Chomp is sometimes described numerically. An initial natural number is given, and players alternate choosing positive divisors of the initial number, but may not choose 1 or a multiple of a previously chosen divisor. This game models n-dimensional Chomp, where the initial natural number has n prime factors and the dimensions of the Chomp board are given by the exponents of the primes in its prime factorization.
Ordinal Chomp is played on an infinite board with some of its dimensions ordinal numbers: for example a 2 × (ω + 4) bar. A move is to pick any block and remove all blocks with both indices greater than or equal the corresponding indices of the chosen block. The case of ω × ω × ω Chomp is a notable open problem; a $100 reward has been offered for finding a winning first move.
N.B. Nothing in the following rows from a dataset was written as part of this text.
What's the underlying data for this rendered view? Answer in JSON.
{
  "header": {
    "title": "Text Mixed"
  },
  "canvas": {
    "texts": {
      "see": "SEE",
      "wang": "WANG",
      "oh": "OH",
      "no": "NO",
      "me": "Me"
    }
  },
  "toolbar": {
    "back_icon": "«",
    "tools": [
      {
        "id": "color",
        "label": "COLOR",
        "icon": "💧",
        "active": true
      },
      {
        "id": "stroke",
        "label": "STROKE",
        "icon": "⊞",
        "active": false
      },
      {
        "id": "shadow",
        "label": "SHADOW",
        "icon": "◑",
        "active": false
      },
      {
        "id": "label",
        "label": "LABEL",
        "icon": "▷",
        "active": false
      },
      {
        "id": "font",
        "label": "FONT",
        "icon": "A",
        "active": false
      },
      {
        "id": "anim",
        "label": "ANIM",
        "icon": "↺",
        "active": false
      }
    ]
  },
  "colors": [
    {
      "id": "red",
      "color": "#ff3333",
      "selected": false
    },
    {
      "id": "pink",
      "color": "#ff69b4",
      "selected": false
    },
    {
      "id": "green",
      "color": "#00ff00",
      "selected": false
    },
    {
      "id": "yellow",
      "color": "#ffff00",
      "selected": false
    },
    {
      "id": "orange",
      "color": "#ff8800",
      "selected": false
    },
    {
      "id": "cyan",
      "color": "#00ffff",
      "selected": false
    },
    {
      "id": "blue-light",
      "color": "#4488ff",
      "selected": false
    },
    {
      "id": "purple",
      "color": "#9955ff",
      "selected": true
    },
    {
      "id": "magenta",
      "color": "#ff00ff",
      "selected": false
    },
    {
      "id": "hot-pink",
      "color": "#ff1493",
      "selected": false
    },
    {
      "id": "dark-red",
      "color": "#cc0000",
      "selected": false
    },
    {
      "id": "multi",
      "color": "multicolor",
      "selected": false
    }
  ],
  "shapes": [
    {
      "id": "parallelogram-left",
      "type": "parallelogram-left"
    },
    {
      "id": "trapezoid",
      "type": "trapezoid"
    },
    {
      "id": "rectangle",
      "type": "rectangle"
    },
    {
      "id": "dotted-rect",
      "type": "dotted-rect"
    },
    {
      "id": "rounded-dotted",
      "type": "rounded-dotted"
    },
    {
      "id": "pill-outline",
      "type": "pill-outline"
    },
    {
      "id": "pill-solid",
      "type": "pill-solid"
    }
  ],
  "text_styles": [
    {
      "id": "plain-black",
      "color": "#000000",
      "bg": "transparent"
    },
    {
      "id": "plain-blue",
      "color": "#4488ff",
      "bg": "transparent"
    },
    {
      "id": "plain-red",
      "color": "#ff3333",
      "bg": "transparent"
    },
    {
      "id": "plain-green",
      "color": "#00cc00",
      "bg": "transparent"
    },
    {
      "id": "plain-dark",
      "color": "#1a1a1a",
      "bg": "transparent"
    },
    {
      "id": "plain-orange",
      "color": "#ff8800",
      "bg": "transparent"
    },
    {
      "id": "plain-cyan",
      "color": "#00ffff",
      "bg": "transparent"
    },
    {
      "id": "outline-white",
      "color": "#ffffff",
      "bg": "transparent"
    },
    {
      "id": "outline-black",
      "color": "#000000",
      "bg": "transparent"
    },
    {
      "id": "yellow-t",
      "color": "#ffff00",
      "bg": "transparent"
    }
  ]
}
More generally, Chomp can be played on any partially ordered set with a least element. A move is to remove any element along with all larger elements. A player loses by taking the least element.

All varieties of Chomp can also be played without resorting to poison by using the misère play convention: The player who eats the final chocolate block is not poisoned, but simply loses by virtue of being the last player. This is identical to the ordinary rule when playing Chomp on its own, but differs when playing the disjunctive sum of Chomp games, where only the last final chocolate block loses.